A Perth businessman has been sentenced to more than seven years in jail for a multi-million dollar insurance scam that involved a deliberate burning of a former Bunnings headquarters.
A secret recording has revealed how businessman Hossean Pourzand plotted to set fire to the warehouse in Welshpool, an inner suburb of Perth in WA, with an unnamed associate in an attempt to claim the insurance.
The 5000sqm premises, owned by Pourzand, was previously a state headquarters of hardware giant Bunnings.
“Tonight is the night,” Pourzand could be heard saying on the recording released by a WA court. In the conversations, he was also recorded telling the associate about the clothing he should wear, the best time to commit the crime and how he should conceal his identity.
Justice Stephen Hall said Pourzand devised the plan and negotiated the fee with his associate, which included $50,000, a rent-free period of one year at one of his properties, and a $120,000 loan.
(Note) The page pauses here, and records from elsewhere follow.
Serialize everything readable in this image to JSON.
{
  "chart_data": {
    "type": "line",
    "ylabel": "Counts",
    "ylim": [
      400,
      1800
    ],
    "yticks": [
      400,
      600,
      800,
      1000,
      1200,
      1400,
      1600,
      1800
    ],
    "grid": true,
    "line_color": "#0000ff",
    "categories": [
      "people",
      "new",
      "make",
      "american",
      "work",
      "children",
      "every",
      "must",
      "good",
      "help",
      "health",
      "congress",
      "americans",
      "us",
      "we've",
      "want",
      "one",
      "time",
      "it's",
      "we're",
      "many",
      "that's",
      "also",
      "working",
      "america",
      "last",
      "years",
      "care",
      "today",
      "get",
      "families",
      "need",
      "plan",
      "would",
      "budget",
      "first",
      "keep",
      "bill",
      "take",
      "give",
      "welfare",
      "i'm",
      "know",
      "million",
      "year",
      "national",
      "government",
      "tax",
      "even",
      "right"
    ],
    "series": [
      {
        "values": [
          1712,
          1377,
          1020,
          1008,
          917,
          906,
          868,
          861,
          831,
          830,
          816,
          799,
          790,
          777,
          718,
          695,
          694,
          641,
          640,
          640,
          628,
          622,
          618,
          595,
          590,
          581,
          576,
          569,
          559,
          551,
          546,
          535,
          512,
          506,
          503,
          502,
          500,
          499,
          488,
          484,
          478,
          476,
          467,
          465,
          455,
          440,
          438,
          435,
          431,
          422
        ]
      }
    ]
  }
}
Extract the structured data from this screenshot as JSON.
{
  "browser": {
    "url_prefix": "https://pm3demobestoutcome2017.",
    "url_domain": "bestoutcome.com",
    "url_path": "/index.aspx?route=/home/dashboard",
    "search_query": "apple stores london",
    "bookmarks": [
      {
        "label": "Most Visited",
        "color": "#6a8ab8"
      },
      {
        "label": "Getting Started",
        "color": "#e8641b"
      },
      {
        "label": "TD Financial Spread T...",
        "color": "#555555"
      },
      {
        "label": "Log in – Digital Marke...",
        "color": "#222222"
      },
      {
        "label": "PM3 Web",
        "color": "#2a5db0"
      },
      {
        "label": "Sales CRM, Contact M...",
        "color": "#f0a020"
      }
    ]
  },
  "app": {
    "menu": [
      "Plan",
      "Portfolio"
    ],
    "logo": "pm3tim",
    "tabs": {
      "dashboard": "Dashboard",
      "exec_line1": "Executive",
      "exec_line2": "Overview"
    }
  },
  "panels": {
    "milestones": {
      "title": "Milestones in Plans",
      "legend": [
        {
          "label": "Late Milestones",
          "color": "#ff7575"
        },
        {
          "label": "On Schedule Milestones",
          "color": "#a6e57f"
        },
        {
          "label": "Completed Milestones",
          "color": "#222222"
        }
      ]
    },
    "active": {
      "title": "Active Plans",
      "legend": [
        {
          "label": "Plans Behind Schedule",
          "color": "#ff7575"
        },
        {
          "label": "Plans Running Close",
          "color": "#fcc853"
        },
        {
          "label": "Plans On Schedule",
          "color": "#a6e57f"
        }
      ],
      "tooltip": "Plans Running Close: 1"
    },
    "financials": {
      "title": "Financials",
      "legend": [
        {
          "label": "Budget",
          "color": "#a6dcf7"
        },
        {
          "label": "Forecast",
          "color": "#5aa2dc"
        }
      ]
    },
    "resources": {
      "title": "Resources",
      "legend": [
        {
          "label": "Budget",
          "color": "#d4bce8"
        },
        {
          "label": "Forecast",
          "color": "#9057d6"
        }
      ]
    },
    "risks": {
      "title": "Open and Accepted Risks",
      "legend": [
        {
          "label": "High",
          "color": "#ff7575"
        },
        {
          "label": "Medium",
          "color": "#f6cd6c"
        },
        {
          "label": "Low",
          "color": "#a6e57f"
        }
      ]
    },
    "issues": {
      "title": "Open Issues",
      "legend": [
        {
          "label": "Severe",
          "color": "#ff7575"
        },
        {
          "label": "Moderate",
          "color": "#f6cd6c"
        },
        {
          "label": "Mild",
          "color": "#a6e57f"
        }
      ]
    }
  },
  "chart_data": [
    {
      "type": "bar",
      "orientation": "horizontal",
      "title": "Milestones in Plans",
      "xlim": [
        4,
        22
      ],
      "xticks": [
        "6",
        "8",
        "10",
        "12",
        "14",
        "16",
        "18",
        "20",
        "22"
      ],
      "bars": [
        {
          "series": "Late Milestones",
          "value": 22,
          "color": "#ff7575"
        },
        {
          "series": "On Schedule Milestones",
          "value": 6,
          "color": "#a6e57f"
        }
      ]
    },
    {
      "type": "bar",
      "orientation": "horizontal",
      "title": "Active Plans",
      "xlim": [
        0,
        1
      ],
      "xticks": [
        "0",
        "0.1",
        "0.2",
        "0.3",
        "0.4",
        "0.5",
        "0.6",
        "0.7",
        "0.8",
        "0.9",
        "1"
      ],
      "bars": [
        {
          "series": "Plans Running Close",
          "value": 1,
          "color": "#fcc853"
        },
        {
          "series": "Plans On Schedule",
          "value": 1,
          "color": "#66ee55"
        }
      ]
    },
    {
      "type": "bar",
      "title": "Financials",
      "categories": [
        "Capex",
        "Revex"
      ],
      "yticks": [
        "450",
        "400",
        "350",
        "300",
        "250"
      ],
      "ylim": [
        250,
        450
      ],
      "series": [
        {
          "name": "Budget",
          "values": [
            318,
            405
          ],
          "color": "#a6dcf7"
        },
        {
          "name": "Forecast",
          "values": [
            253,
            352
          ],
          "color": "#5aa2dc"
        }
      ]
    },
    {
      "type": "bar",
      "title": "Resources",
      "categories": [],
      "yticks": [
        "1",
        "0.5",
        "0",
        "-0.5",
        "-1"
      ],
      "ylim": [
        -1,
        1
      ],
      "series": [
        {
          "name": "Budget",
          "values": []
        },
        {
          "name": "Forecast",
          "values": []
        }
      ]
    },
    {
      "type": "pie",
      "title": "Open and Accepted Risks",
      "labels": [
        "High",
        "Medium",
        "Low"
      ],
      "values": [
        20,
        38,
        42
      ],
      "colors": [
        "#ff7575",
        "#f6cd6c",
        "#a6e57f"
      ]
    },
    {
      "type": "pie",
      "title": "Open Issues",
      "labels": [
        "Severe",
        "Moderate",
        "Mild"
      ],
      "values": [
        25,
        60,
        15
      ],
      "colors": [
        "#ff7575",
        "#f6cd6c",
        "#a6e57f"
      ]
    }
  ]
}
The associate went on to start the fire in the building using citronella oil, sash cord and candles on March 14, 2017, resulting in a blaze that took six hours for the emergency crew to contain and extensive damage to the Pilbara Street property.
Pourzand lodged the insurance claim the following day. The Supreme Court heard that the 65-year-old businessman could receive an amount between $8.5 million and $19.9 million if his insurance claim had been successful.
Pourzand said he intended to use the money from the insurance claim to fund a refit of the building.
Source: ABC News
Justice Hall described Pourzand as a “very willing, involved and interested participant in the plan to set fire to the building”, saying that he had the most to gain from the blaze.
Pourzand was sentenced to seven years and four months in prison.